The Vatican rejected on Thursday fresh accusations from Al-Qaeda leader Osama bin Laden that the publication of cartoons mocking Islam's Prophet Mohammad was part of a "new crusade" involving Pope Benedict.
"These accusations are totally unfounded," the chief Vatican spokesman Rev Federico Lombardi told Reuters, in response to an audio recording by bin Laden which was posted on the Internet to coincide with the birthday of the founder of Islam.
The Saudi-born militant leader said Europe would be punished for the cartoons, which were first published by a Danish paper in September 2005 and unleashed a bloody reaction after other newspapers around the world reprinted them the following year.
Last month several Danish newspapers republished one of the cartoons in solidarity with the cartoonist after three men were arrested on suspicion of plans to kill him. This sparked a fresh outburst of protest by Muslims.
"Your publications of these drawings -- part of a new crusade in which the Pope of the Vatican had a significant role -- is a confirmation from you that the war continues," said bin Laden, addressing "those who are wise at the European Union".
Lombardi said bin Laden's accusations were not surprising.
"It is natural to think that he would lump the Vatican and the Pope together with all his perceived enemies. But this is not correct," he said.
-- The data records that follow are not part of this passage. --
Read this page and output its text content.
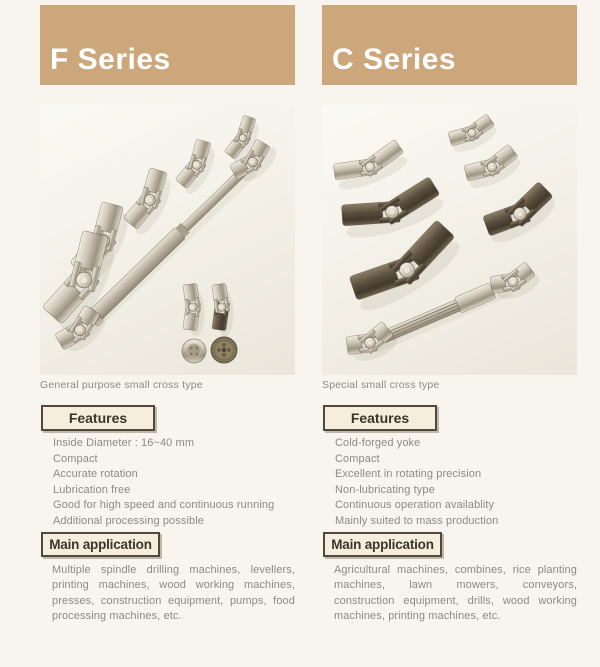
F Series
General purpose small cross type
Features
Inside Diameter : 16~40 mm
Compact
Accurate rotation
Lubrication free
Good for high speed and continuous running
Additional processing possible
Main application

Multiple spindle drilling machines, levellers, printing machines, wood working machines, presses, construction equipment, pumps, food processing machines, etc.

C Series
Special small cross type
Features
Cold-forged yoke
Compact
Excellent in rotating precision
Non-lubricating type
Continuous operation availablity
Mainly suited to mass production
Main application

Agricultural machines, combines, rice planting machines, lawn mowers, conveyors, construction equipment, drills, wood working machines, printing machines, etc.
He recalled that the Pope himself had been quick to condemn the Danish cartoons and had launched a wider criticism of depictions of religious figures that offend members of different faiths.
He also pointed out that Pope Benedict, who himself deeply offended many Muslims with a 2006 speech depicting Islam as a violent faith, recently set up a permanent official dialogue with Muslim leaders.